Weaning with end-tidal CO2 and pulse oximetry

Study Objective: To determine whether continuous measurement of arterial oxyhemoglobin saturation (SpO₂) and end-tidal carbon dioxide (P_ETCO₂) can be used to wean patients safely and efficiently from postoperative mechanical ventilation after cardiac surgery.

Design: Prospective study comparing SpO₂ and P_ETCO₂ to calculated arterial oxygen saturation (SaO₂ and arterial carbon dioxide tension (PaCO₂) obtained from blood gas analysis.

Setting: Cardiac surgical intensive care unit at a university-affiliated hospital.

Patients: Ten patients requiring elective coronary artery bypass grafting (CABG) were studied in the postoperative period during weaning from mechanical ventilation.

Interventions: Continuous monitoring of SpO₂ and P_ETCO₂ was used to wean patients from mechanical ventilation.

Measurements and Main Results: The patients were weaned from mechanical ventilation in an average time of 6.5 ± 1.5 hours (mean ± SD). A plot of SaO₂ versus SpO₂ indicated a high correlation (r = 0.84) with sensitivity (100%) for hypoxemia (SaO₂ less than 90%). P_ETCO₂ was a good indicator of PaCO₂ (r = 0.76); its sensitivity to detect hypercarbia (PaCO₂ less than 45 mmHg) was 95%. The gradient between SpO₂ and SaO₂ was not significantly affected by the weaning process, but the PaCO₂---P_ETCO₂ gradient decreased significantly as the ventilator rate was decreased (p < 0.001). The weaning process was discontinued on four separate occasions because of metabolic acidosis. Ninety-five percent of arterial blood samples confirmed the weaning recommendations based on the continuous monitoring of SpO₂ and P_ETCO₂.

Conclusions: Continuous monitoring of SpO₂ and P_ETCO₂ can be used to wean patients safely and effectively after CABG when adjustment of minute ventilation compensates for an increased PaCO₂---P_ETCO₂ gradient during controlled ventilation.     

Monitored arterial and end-tidal carbon dioxide during in-flight mechanical ventilation

Introduction: Mechanical ventilation with monitored arterial carbon dioxide tension is necessary for optimum pulmonary support and hemodynamic stability. Ongoing monitoring is necessary to ensure adequate ventilation parameters.
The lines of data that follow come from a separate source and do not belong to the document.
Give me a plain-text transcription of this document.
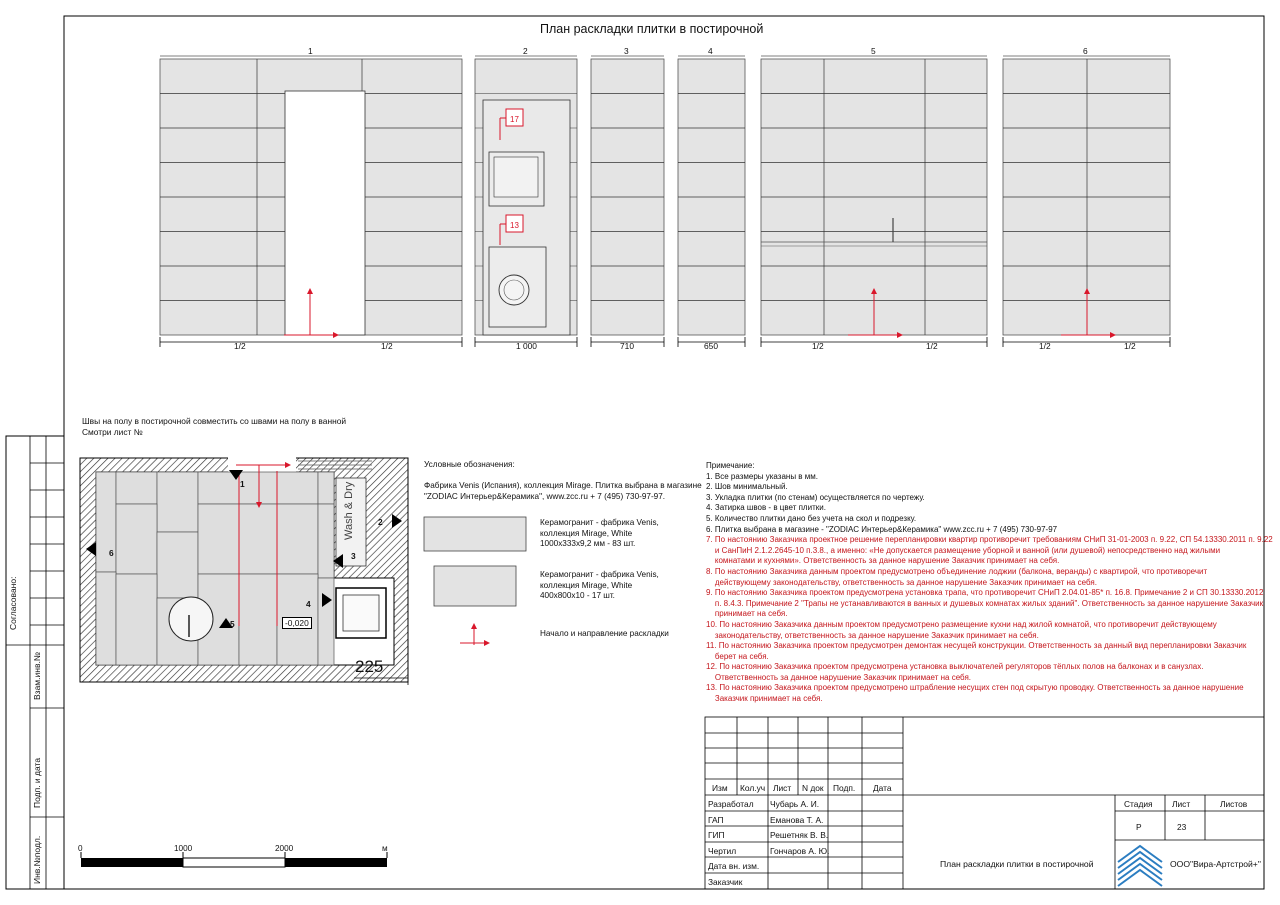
План раскладки плитки в постирочной
1
1/2	1/2
2
1 000
3
710
4
650
5
1/2	1/2
6
1/2	1/2
17
13
Швы на полу в постирочной совместить со швами на полу в ванной
Смотри лист №
1
2
3
4
5
6
-0,020
225
Wash & Dry
0	1000	2000	м
Условные обозначения:
Фабрика Venis (Испания), коллекция Mirage. Плитка выбрана в магазине
"ZODIAC Интерьер&Керамика", www.zcc.ru + 7 (495) 730-97-97.
Керамогранит - фабрика Venis,
коллекция Mirage, White
1000x333x9,2 мм - 83 шт.
Керамогранит - фабрика Venis,
коллекция Mirage, White
400x800x10 - 17 шт.
Начало и направление раскладки
Примечание:
1. Все размеры указаны в мм.
2. Шов минимальный.
3. Укладка плитки (по стенам) осуществляется по чертежу.
4. Затирка швов - в цвет плитки.
5. Количество плитки дано без учета на скол и подрезку.
6. Плитка выбрана в магазине - "ZODIAC Интерьер&Керамика" www.zcc.ru + 7 (495) 730-97-97
7. По настоянию Заказчика проектное решение перепланировки квартир противоречит требованиям СНиП 31-01-2003 п. 9.22, СП 54.13330.2011 п. 9.22
и СанПиН 2.1.2.2645-10 п.3.8., а именно: «Не допускается размещение уборной и ванной (или душевой) непосредственно над жилыми
комнатами и кухнями». Ответственность за данное нарушение Заказчик принимает на себя.
8. По настоянию Заказчика данным проектом предусмотрено объединение лоджии (балкона, веранды) с квартирой, что противоречит
действующему законодательству, ответственность за данное нарушение Заказчик принимает на себя.
9. По настоянию Заказчика проектом предусмотрена установка трапа, что противоречит СНиП 2.04.01-85* п. 16.8. Примечание 2 и СП 30.13330.2012
п. 8.4.3. Примечание 2 "Трапы не устанавливаются в ванных и душевых комнатах жилых зданий". Ответственность за данное нарушение Заказчик
принимает на себя.
10. По настоянию Заказчика данным проектом предусмотрено размещение кухни над жилой комнатой, что противоречит действующему
законодательству, ответственность за данное нарушение Заказчик принимает на себя.
11. По настоянию Заказчика проектом предусмотрен демонтаж несущей конструкции. Ответственность за данный вид перепланировки Заказчик
берет на себя.
12. По настоянию Заказчика проектом предусмотрена установка выключателей регуляторов тёплых полов на балконах и в санузлах.
Ответственность за данное нарушение Заказчик принимает на себя.
13. По настоянию Заказчика проектом предусмотрено штрабление несущих стен под скрытую проводку. Ответственность за данное нарушение
Заказчик принимает на себя.
Изм Кол.уч Лист N док Подп. Дата
Разработал Чубарь А. И.
ГАП	Еманова Т. А.
ГИП	Решетняк В. В.
Чертил	Гончаров А. Ю.
Дата вн. изм.
Заказчик
Стадия Лист	Листов
Р	23
План раскладки плитки в постирочной	ООО"Вира-Артстрой+"
Согласовано:
Взам.инв.№
Подп. и дата
Инв.№подл.
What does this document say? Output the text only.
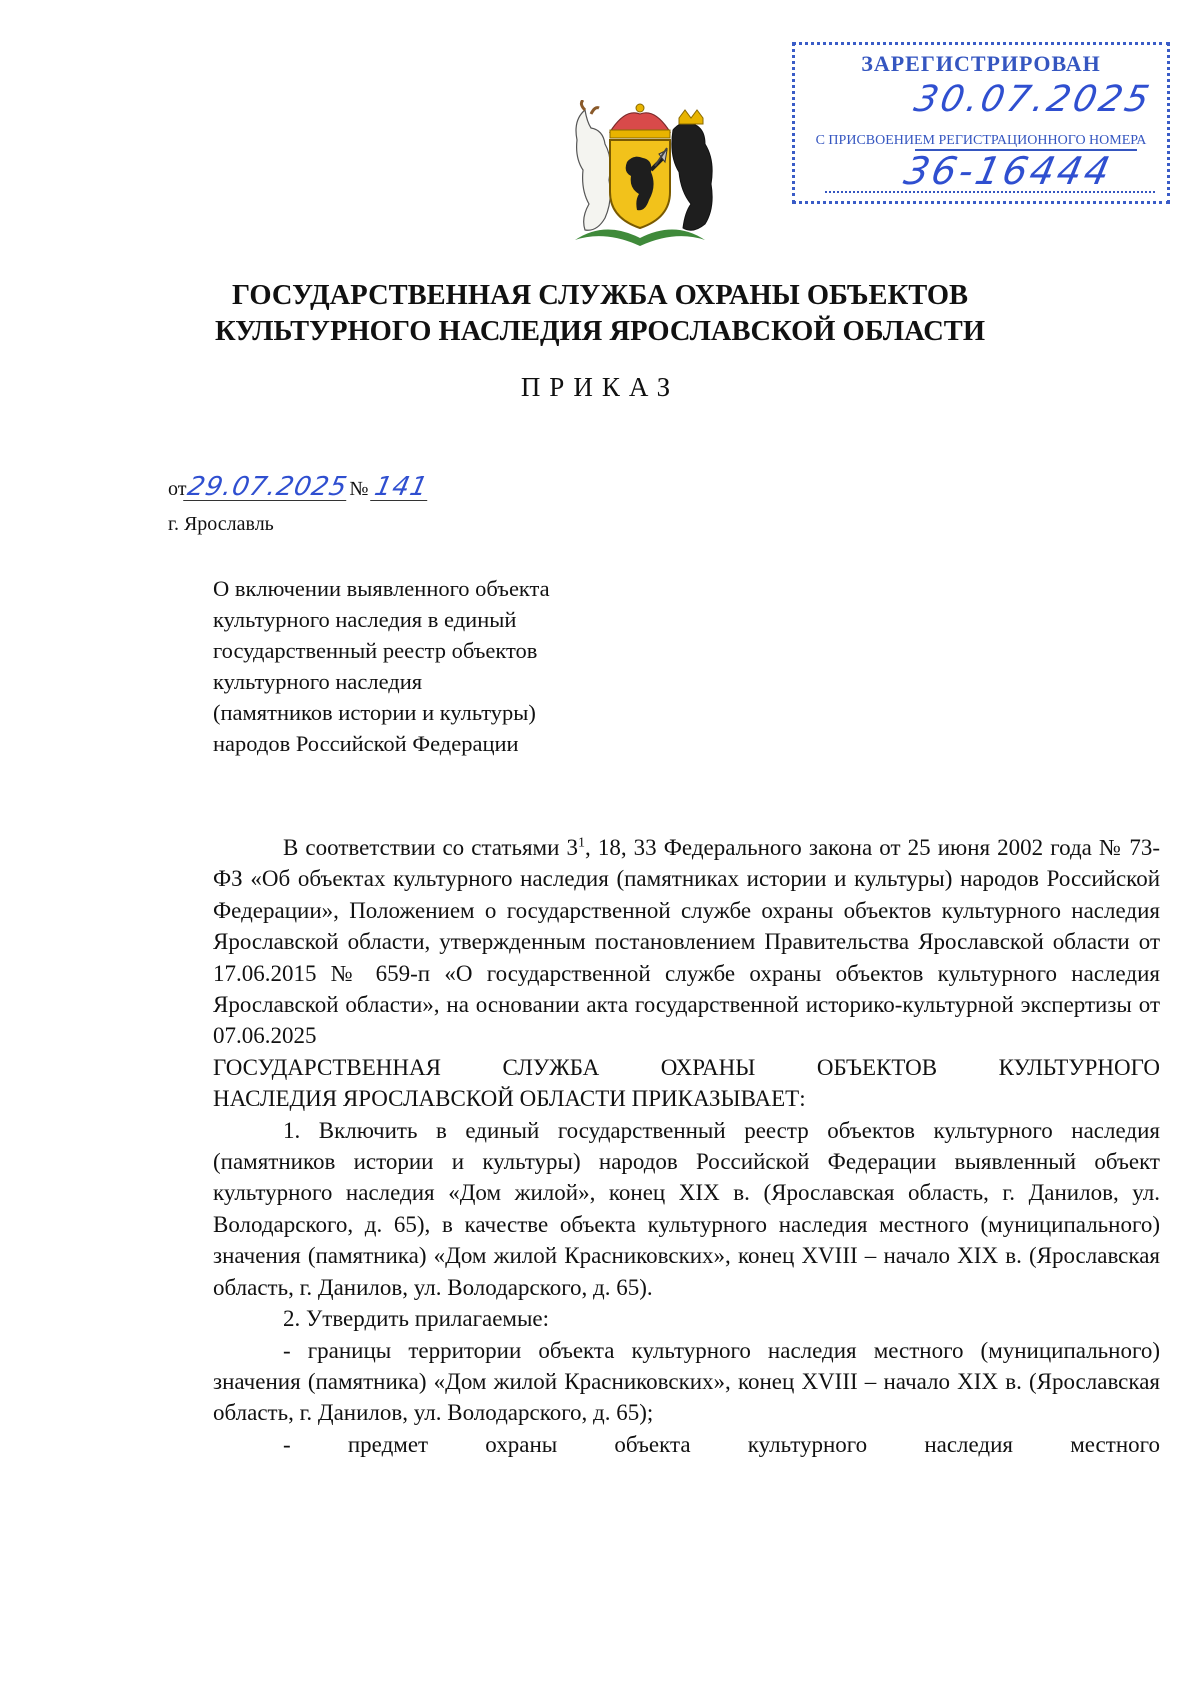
ЗАРЕГИСТРИРОВАН
30.07.2025
С ПРИСВОЕНИЕМ РЕГИСТРАЦИОННОГО НОМЕРА
36-16444
ГОСУДАРСТВЕННАЯ СЛУЖБА ОХРАНЫ ОБЪЕКТОВ
КУЛЬТУРНОГО НАСЛЕДИЯ ЯРОСЛАВСКОЙ ОБЛАСТИ
ПРИКАЗ
от29.07.2025№ 141
г. Ярославль
О включении выявленного объекта
культурного наследия в единый
государственный реестр объектов
культурного наследия
(памятников истории и культуры)
народов Российской Федерации

В соответствии со статьями $3^1$, 18, 33 Федерального закона от 25 июня 2002 года № 73-ФЗ «Об объектах культурного наследия (памятниках истории и культуры) народов Российской Федерации», Положением о государственной службе охраны объектов культурного наследия Ярославской области, утвержденным постановлением Правительства Ярославской области от 17.06.2015 № 659-п «О государственной службе охраны объектов культурного наследия Ярославской области», на основании акта государственной историко-культурной экспертизы от 07.06.2025

ГОСУДАРСТВЕННАЯ СЛУЖБА ОХРАНЫ ОБЪЕКТОВ КУЛЬТУРНОГО

НАСЛЕДИЯ ЯРОСЛАВСКОЙ ОБЛАСТИ ПРИКАЗЫВАЕТ:

1. Включить в единый государственный реестр объектов культурного наследия (памятников истории и культуры) народов Российской Федерации выявленный объект культурного наследия «Дом жилой», конец XIX в. (Ярославская область, г. Данилов, ул. Володарского, д. 65), в качестве объекта культурного наследия местного (муниципального) значения (памятника) «Дом жилой Красниковских», конец XVIII – начало XIX в. (Ярославская область, г. Данилов, ул. Володарского, д. 65).

2. Утвердить прилагаемые:

- границы территории объекта культурного наследия местного (муниципального) значения (памятника) «Дом жилой Красниковских», конец XVIII – начало XIX в. (Ярославская область, г. Данилов, ул. Володарского, д. 65);

- предмет охраны объекта культурного наследия местного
The prospective study purpose was to (1) compare mechanical ventilation to historic manual ventilation, (2) evaluate the effectiveness of institutional tidal volume parameters, (3) determine the effect of institutional tidal volume manipulation on end-tidal carbon dioxide tension, and (4) explore the relationship between in-flight end-tidal carbon dioxide tension and arterial carbon dioxide tension.
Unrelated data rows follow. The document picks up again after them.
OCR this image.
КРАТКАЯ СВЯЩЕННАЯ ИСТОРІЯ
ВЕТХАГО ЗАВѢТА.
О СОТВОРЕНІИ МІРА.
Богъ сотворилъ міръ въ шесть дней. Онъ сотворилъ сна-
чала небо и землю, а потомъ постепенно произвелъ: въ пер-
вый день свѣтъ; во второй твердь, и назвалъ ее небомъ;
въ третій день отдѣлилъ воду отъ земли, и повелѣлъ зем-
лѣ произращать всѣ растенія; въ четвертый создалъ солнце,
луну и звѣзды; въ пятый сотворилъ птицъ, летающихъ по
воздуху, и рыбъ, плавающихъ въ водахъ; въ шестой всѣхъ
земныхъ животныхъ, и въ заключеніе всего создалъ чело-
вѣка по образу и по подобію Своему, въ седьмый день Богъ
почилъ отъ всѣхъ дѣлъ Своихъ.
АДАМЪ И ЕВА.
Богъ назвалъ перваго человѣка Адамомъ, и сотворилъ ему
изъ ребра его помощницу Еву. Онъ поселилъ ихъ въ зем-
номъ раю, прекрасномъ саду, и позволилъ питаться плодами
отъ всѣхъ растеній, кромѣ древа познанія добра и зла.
Methods: Randomized groups were mechanically ventilated (tidal VOLUME = 12 cc/kg, RATE = 14/min) with a target arterial carbon dioxide tension between 30 and 35 torr. Group I was monitored with in-line end-tidal carbon dioxide tension, and group II was monitored with arterial carbon dioxide tension by means of inflight arterial blood gas.
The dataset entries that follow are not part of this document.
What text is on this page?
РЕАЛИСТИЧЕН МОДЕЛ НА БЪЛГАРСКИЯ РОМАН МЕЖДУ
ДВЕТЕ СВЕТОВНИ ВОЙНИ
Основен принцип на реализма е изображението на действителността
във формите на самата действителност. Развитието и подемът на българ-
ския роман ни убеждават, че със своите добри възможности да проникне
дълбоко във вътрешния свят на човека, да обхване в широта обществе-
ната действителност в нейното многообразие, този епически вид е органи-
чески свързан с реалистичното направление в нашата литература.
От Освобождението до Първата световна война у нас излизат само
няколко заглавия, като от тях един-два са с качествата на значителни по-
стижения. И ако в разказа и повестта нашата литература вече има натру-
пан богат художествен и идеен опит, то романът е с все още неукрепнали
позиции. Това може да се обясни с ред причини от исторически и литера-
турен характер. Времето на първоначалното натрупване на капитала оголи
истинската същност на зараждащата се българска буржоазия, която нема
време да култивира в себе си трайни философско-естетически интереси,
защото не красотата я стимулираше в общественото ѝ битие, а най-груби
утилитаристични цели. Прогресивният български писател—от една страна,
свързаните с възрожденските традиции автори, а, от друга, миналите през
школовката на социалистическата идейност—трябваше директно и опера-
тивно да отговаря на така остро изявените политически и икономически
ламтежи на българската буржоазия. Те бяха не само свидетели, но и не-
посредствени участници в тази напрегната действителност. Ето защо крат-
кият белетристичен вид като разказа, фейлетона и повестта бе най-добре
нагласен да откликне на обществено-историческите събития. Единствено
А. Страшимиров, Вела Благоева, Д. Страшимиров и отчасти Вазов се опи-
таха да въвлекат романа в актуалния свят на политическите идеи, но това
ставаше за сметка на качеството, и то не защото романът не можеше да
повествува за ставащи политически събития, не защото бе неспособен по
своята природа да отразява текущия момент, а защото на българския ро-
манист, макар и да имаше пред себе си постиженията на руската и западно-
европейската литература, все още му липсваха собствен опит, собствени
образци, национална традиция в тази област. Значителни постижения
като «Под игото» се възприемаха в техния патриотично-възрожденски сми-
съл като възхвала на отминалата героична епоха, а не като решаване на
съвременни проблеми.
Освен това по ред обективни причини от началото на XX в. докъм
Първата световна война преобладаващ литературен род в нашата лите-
Results: Arterial carbon dioxide tension varied less with monitored mechanical than with manual ventilation (p = 0.001). The gradient between arterial and end-tidal carbon dioxide tension was 5.3 ± 4.4 (mean ± standard deviation [SD]). End-tidal and arterial carbon dioxide tension positively correlated (r = 0.76, P = 0.001), yet end-tidal carbon dioxide tension accounted for only 58% variation of arterial carbon dioxide tension (r² = 0.58).

Conclusion: Mechanical ventilation is more precise but inconsistent in achieving a target arterial carbon dioxide tension with current ventilation parameters. End-tidal carbon dioxide tension is a reasonable estimate of, but cannot exclusively replace, arterial carbon dioxide tension in critically ill patients.